Là où la distanciation des affrontements est frappante, c’est qu’elle permet enfin d’apparaître à l’écran un groupe, un collectif en lutte alors que jusqu’à présent on suivait de petites assemblées ou des individus travaillant dans la ZAD. Ainsi, un plan, dans lequel la caméra est placée au-dessus d’une tranchée, suit les manifestants reculant, se soutenant et s’entraidant. Au cœur de ce projet, les mains de ceux qui restent pour accompagner les autres redessinent de nouveaux gestes : la vie en ZAD et la lutte ne sont pas des choses antagonistes, elles se complètent.

Alors, quand on voit des manifestants déterrer des pierres du champ pour les utiliser comme projectiles, une coupure nous ramène à la ZAD où deux hommes extraient les mauvaises herbes d’un potager collectif. La survivance du geste de lutte se retrouve dans celle du « temps de paix », un temps assez illusoire puisqu’après Sainte-Soline les perquisitions policières ont repris sur la ZAD. Mais ce geste, ce rapport renouvelé à la terre et au territoire, rappelle l’origine politique de la ZAD, qu’elle est le fruit d’une lutte. S’il y a quelque chose de l’ordre de la survie dans Action directec’est dans la manière dont les gestes de lutte recomposent les gestes quotidiens, la manière dont le travail et les journées des êtres se transforment dans la lutte. Aussi la ZAD ne se manifeste pas comme une utopie autarcique mais comme un espace de luttes, accueillant les uns et convergeant avec les autres.

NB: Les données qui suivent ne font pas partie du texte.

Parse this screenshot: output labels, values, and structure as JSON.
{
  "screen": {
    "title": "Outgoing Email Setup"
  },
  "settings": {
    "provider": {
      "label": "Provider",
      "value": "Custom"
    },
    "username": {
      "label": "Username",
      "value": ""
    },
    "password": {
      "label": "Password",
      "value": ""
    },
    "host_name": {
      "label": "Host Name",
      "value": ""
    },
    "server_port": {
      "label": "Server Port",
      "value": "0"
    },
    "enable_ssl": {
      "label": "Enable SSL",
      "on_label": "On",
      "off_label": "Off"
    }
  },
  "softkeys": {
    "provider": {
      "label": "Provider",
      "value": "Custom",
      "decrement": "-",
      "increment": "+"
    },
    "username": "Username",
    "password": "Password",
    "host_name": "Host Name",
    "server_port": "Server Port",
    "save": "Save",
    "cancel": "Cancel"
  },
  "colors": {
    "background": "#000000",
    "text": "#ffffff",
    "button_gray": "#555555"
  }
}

En définitive, la pratique documentaire de Ben Russell et Guillaume Cailleau n’a rien du formalisme que veulent volontiers leur attribuer leurs détracteurs : cette forme contemplative marque une éthique de la représentation, celle de mettre le cinéma au service d’un collectif et de ses nouveaux normes. Le choix du support cinématographique et de la durée déjouent les attentes d’un film sur une lutte collective mais n’excluent pas sa portée politique. Tout comme la ZAD s’oppose à l’ordre capitaliste, la méthode de Cailleau et Russell veut contredire les formes visuelles dictées par l’économie.

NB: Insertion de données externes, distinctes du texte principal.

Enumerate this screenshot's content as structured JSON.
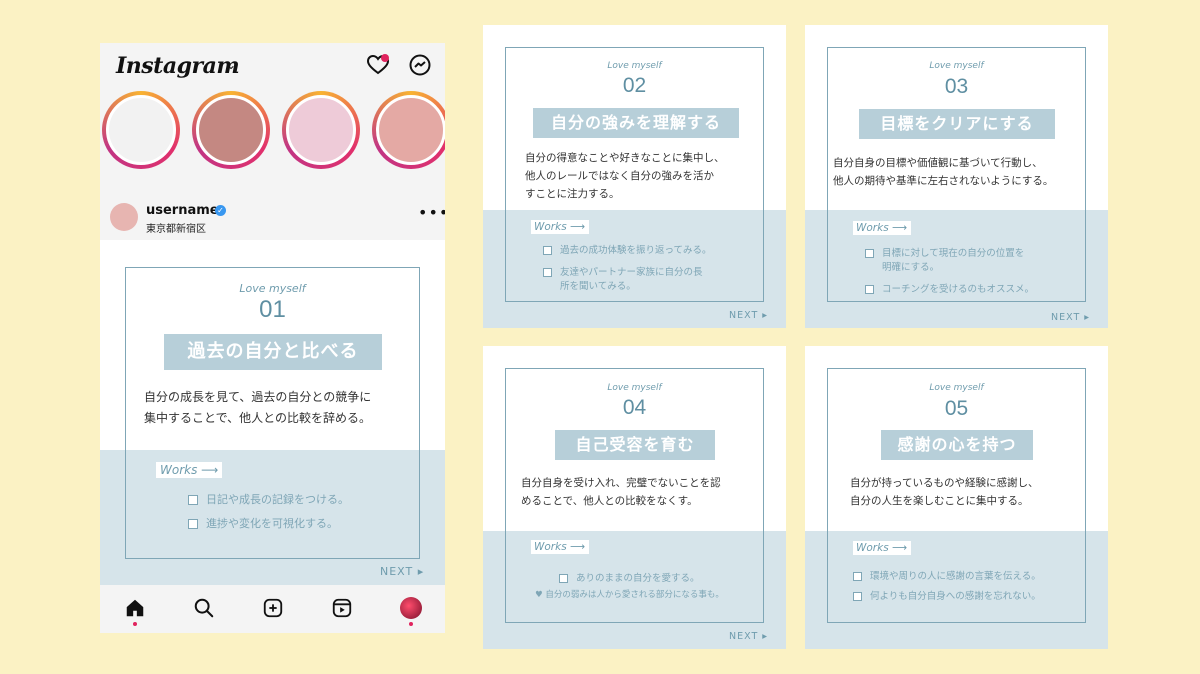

Sur la ZAD, le collectif Les Scotcheuses avait déjà utilisé le support cinématographique (ici la caméra Super 8) pour tourner des films de fiction. Le film réutilisé pour le tournage a été jugé conforme aux principes écologiques de la ZAD et de clandestinité des personnes filmées, l’image numérique étant susceptible d’être volée par surveillance policière. Ce n’est pas tout à fait le parti pris de Cailleau et Russell qui cherchent, à travers le prisme du médium analogique, à introduire le temps comme espace commun. On sent alors une relation renouvelée entre les spectateurs et l’écran mais aussi entre la caméra et la personne filmée qui se traduit par un partage du temps vécu.

Action directe est finalement un projet égalitaire qui, par la durée, sa captation et sa perception, rend sensible un territoire anachronique, plus tout à fait dans le passé, pas encore dans le futur, lieu d’une nouvelle expérience politique.

Action directeBen Russell et Guillaume Cailleau, 20 novembre 2024.